A friend recently posed the question “How do you show grace and still hold someone accountable for their sins? And is it possible to do both?”
It’s not an easy answer to give. If we say we will give someone grace then there the misunderstanding that we are giving the transgressor carte blanche to make as many mistakes as they want to make. On the other hand, if we hold someone accountable there is the idea of dragging someone across hot coals and cut glass to make them penitent of their behavior.
I believe Scripture speaks of giving the wrong doer both. As a new believer I felt such shame, sorrow, and regret for my actions prior to my accepting Christ. I felt like I had to “earn” His grace and show that I was changed, that I was worthy of the grace and forgiveness He had given to me. Boy, was I wrong.
I started to study the verses commonly called the Romans Road which took me to verses like Romans 3:23, for all have sinned and fall short of the glory of God, and Romans 3:10 which says As it is written: “There is no one righteous, not even one; so in otherwords, there was nothing I was going to do that was going to make God love me more, or prove that deserved the grace I received. That was the point — Ephesians 2:8-9 says so, For it is by grace you have been saved, through faith—and this is not from yourselves, it is the gift of God— not by works, so that no one can boast.

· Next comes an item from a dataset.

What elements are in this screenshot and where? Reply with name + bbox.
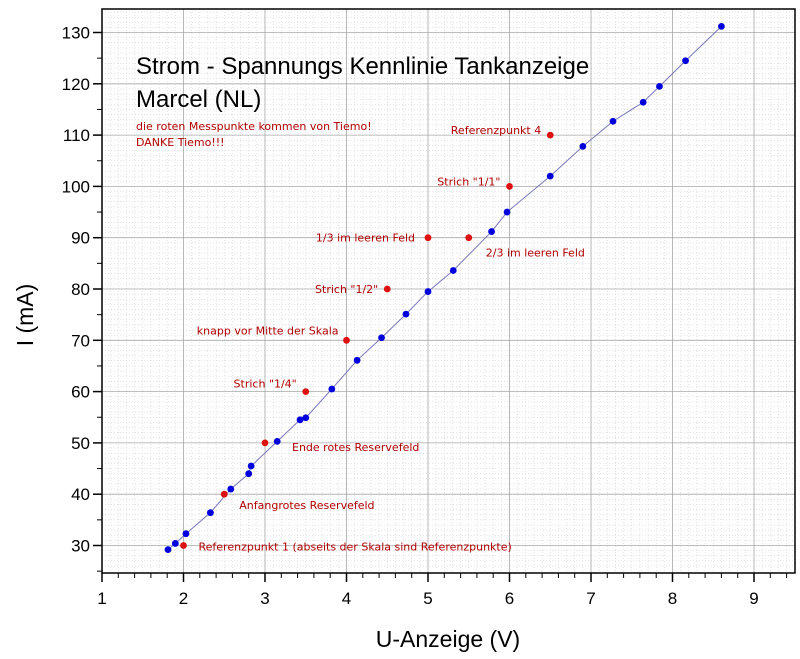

As to accountability– that is a tricky one to handle well when dealing with someone who has sinned. We have a tendency to want to pass judgment over their actions, declaring often “I wouldn’t do that.” Well, maybe you wouldn’t, but I am sure there is something you would do that the other person wouldn’t do — it doesn’t make your sin any cleaner than than theirs– just different.
I am reminded of the best example of accountable grace from one of my favorite stories in the Gospels. John 8 shows Jesus holding the woman caught in adultery accountable to her sin, but He also offers her grace. He agrees with the Pharisees that the punishment for adultery is to be stoned, but He turns the Law on it’s ear when He says, “Let him who is without sin cast the first stone.” When each person leaves, Jesus turns to her and says, “Where are your accusers? Has no one condemned you?” She tells Him that they have left. Jesus responds with one of the most grace filled commands, “Then neither do I condemn you,” Jesus declared. “Go now and leave your life of sin.” He doesn’t say her behavior was acceptable, but He also doesn’t make her earn the grace He offers.
We are not called to judge– but we do– all too often. However, calling someone out for their behavior is not judging either. It is the reality of holding our brothers and sisters in Christ to the higher standard set by Christ Himself. We need to encourage our brothers and sisters to be honest with God about our failings so we can grow in Christ-likeness while at the same time not dragging each other over the hot coals.
Jesus died “once for all” for our sins. We don’t need to “nail” each other for our sins.
Grace, grace, God’s grace,
Grace that will pardon and cleanse within;
Grace, grace, God’s grace,
Grace that is greater than all our sin.